I know asking such a question I have no right to it, it is merely a staining imposition, we have now a right to noise and sexual explicitude and self-expression and sweet silence is a concession, embarrassing to want, awkward to ask for. And I remember being of an age and golden brownness when such men would do such a thing, just to please me.
They turned it off and I went back indoors to my page. This afternoon the machinery all stopped and I went outside in the pining light, carrying the cat. The next-door yard looks plucked and shorn. The big white house stands exposed with its weatherboards stained where the tiny claws of vines have clutched at it so long. All around the water tank bushes are slashed to sticks, where little purple flowers used to drop on the mesh over the dark reservoir and geckos rested, pulsing their throats.
This garden was a repository in my mind of olden spaciousness, leafy tranquility, domain of clover and birds and bees, privacy. This was the garden I hid in when I was thirteen, fourteen, fifteen, puberty had me in its prickly ferocious embrace and solitude was the only real empire of mine. This garden was ours then, we planted those trees, I have watered in those shrubs and bent over the ground covers and lost things belonging to me in its grasses: thoughts, ideas, whole afternoons, rustling and resting and waving things.
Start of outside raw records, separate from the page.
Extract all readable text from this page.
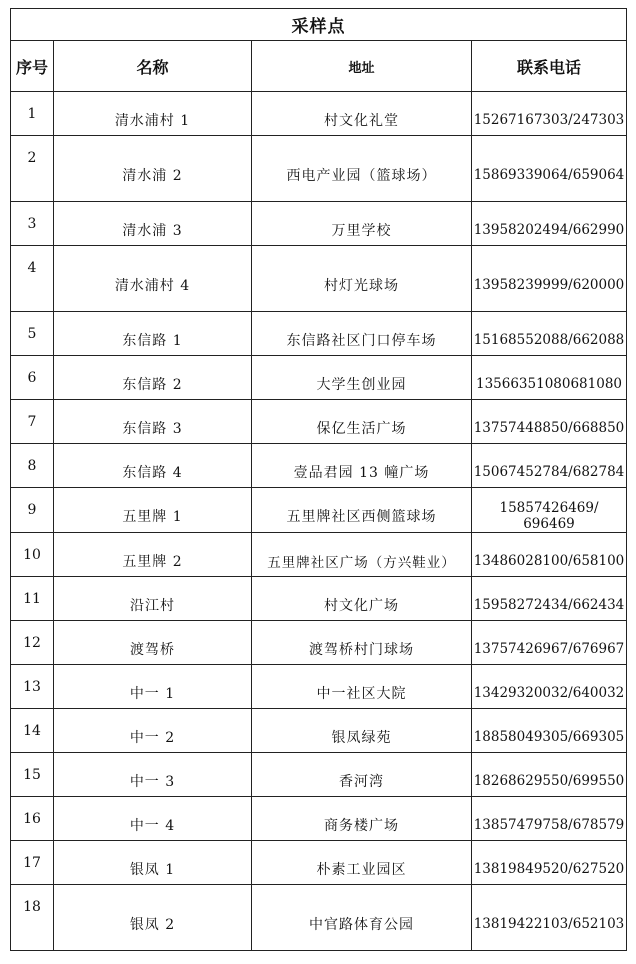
采样点			
序号	名称	地址	联系电话
1	清水浦村 1	村文化礼堂	15267167303/247303
2	清水浦 2	西电产业园（篮球场）	15869339064/659064
3	清水浦 3	万里学校	13958202494/662990
4	清水浦村 4	村灯光球场	13958239999/620000
5	东信路 1	东信路社区门口停车场	15168552088/662088
6	东信路 2	大学生创业园	13566351080681080
7	东信路 3	保亿生活广场	13757448850/668850
8	东信路 4	壹品君园 13 幢广场	15067452784/682784
9	五里牌 1	五里牌社区西侧篮球场	15857426469/ 696469
10	五里牌 2	五里牌社区广场（方兴鞋业）	13486028100/658100
11	沿江村	村文化广场	15958272434/662434
12	渡驾桥	渡驾桥村门球场	13757426967/676967
13	中一 1	中一社区大院	13429320032/640032
14	中一 2	银凤绿苑	18858049305/669305
15	中一 3	香河湾	18268629550/699550
16	中一 4	商务楼广场	13857479758/678579
17	银凤 1	朴素工业园区	13819849520/627520
18	银凤 2	中官路体育公园	13819422103/652103
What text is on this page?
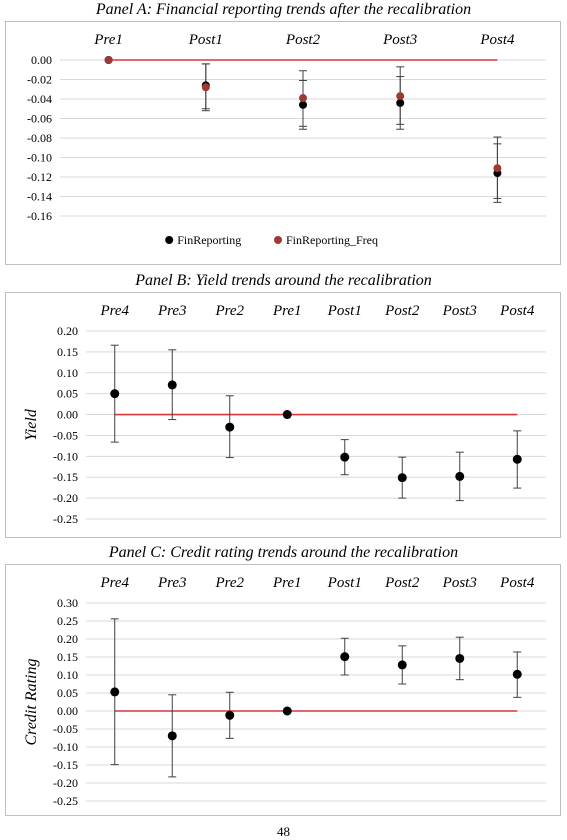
Panel A: Financial reporting trends after the recalibration
0.00
-0.02
-0.04
-0.06
-0.08
-0.10
-0.12
-0.14
-0.16
Pre1	Post1	Post2	Post3	Post4
FinReporting	FinReporting_Freq
Panel B: Yield trends around the recalibration
0.20
0.15
0.10
0.05
0.00
-0.05
-0.10
-0.15
-0.20
-0.25
Pre4 Pre3 Pre2 Pre1 Post1 Post2 Post3 Post4
Yield
Panel C: Credit rating trends around the recalibration
0.30
0.25
0.20
0.15
0.10
0.05
0.00
-0.05
-0.10
-0.15
-0.20
-0.25
Pre4 Pre3 Pre2 Pre1 Post1 Post2 Post3 Post4
Credit Rating
48
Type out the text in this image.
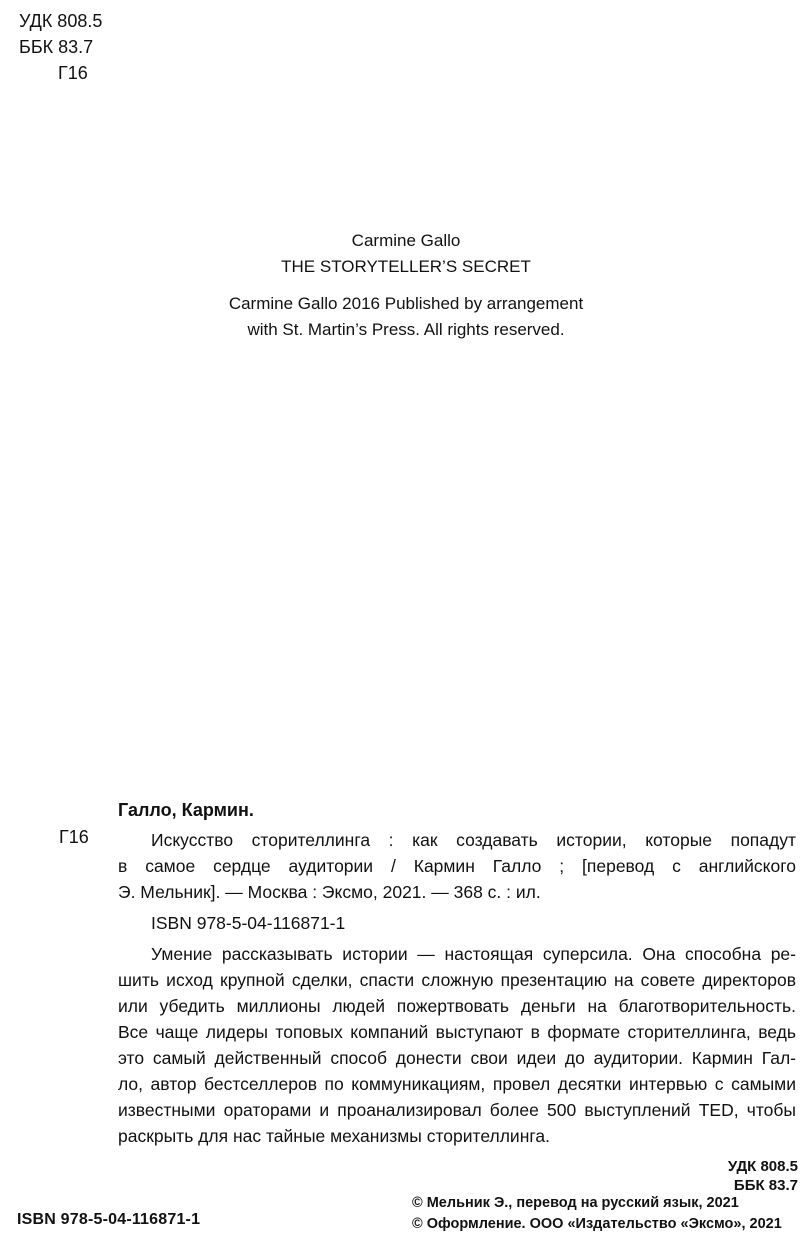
УДК 808.5
ББК 83.7
Г16
Carmine Gallo
THE STORYTELLER’S SECRET
Carmine Gallo 2016 Published by arrangement
with St. Martin’s Press. All rights reserved.
Галло, Кармин.
Г16	Искусство сторителлинга : как создавать истории, которые попадут
в самое сердце аудитории / Кармин Галло ; [перевод с английского
Э. Мельник]. — Москва : Эксмо, 2021. — 368 с. : ил.
ISBN 978-5-04-116871-1
Умение рассказывать истории — настоящая суперсила. Она способна ре-
шить исход крупной сделки, спасти сложную презентацию на совете директоров
или убедить миллионы людей пожертвовать деньги на благотворительность.
Все чаще лидеры топовых компаний выступают в формате сторителлинга, ведь
это самый действенный способ донести свои идеи до аудитории. Кармин Гал-
ло, автор бестселлеров по коммуникациям, провел десятки интервью с самыми
известными ораторами и проанализировал более 500 выступлений TED, чтобы
раскрыть для нас тайные механизмы сторителлинга.
УДК 808.5
ББК 83.7
ISBN 978-5-04-116871-1
© Мельник Э., перевод на русский язык, 2021
© Оформление. ООО «Издательство «Эксмо», 2021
I thought how the trees seemed to belong to themselves, not to anyone human, and wondered why ‘our’ garden, long ago sold to this nice bluff man who smokes on the verandah at night and who likes everything to be pared and pruned like a fruit basket for hospital, seemed not in fact to belong to him the minute he set out to cut it. I told myself, I grew up there, though this is in fact not true, much of that was done on an island well north of here, itself a fruit basket, itself a hospital. There is a camphor laurel, unwelcome intruder but so leafy, so green, so generously spreading and which has the long-ago beams of our teenaged treehouse buried in its trunk. I put the cat up on a high branch where she could see into both properties. I said: this was back before real estate investment spread its cold dry hands around even the smallest, most natural town and took our homes from us.